São 170 empregos diretos, 700 famílias extrativistas do látex envolvidas, mais de R$ 2 milhões inseridos na economia da borracha e 100 milhões de camisinhas produzidas anualmente. Com esses resultados e cinco anos de operação ininterrupta, a fábrica de preservativos Natex (pronuncia-se “Nátex”) foi responsável por uma grande mudança social e econômica na cidade de Xapuri (AC), representando 20% do mercado de camisinhas distribuídas gratuitamente no Brasil e consolidando seu projeto de desenvolvimento sustentável em plena Floresta Amazônica.
A Natex é um departamento da Fundação de Tecnologia do Acre (Funtac), construída a partir de uma parceria entre o governo federal, por meio do Ministério da Saúde, e o governo do Estado.
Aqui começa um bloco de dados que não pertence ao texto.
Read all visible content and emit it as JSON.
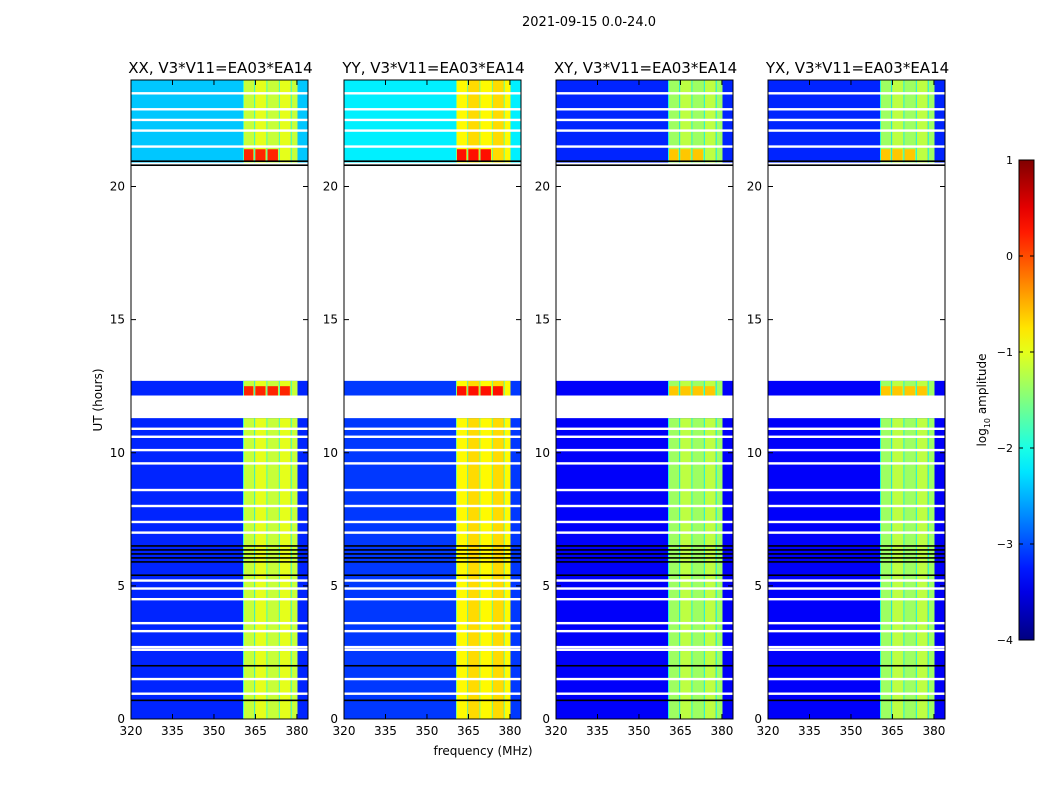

Mais que uma fábrica, ela é um exemplo de que é possível associar o uso sustentável da floresta às tecnologias de ponta e movimentar a economia sem degradar a natureza.
As camisinhas da Natex são as únicas do mundo produzidas com látex de seringal nativo, o que dá uma resistência maior que suas concorrentes ao produto.
E é o Ministério da Saúde que compra todas as camisinhas produzidas. Elas são distribuídas principalmente nas campanhas do governo federal de prevenção a doenças sexualmente transmissíveis (DSTs), aids e hepatites virais, em todos os estados da Região Norte (menos Tocantins), além de Mato Grosso, Mato Grosso do Sul e Distrito Federal.
Um novo ciclo da borracha
A borracha já foi considerada o “ouro do Norte” e movimentou bastante a economia mundial. Mas, com seu polo produtivo deslocado para a Malásia após a Segunda Guerra Mundial, o extrativismo se tornou uma prática de pouco retorno econômico na região e o ciclo da borracha decaiu.
Em 2008, por meio dos subsídios do governo federal e estadual e amparadas pela garantia de um destino certo e bom preço para sua produção, centenas de famílias voltaram a cortar seringa e tirar da árvore uma boa parte do seu sustento.
Entre as 2.500 famílias moradoras da Reserva Chico Mendes, cerca de 700 estão cadastradas para vender látex e pelo menos 500 permanecem em atividade. Os seringueiros colhem o látex e, para facilitar a entrega à cooperativa que leva até a fábrica, podem levar o produto a um dos 16 pontos de coleta organizados, sendo 14 deles dentro da própria reserva. O ponto mais próximo da fábrica está a 18 km de distância dela, no Seringal Cachoeira, e o mais distante está próximo da cidade de Brasileia.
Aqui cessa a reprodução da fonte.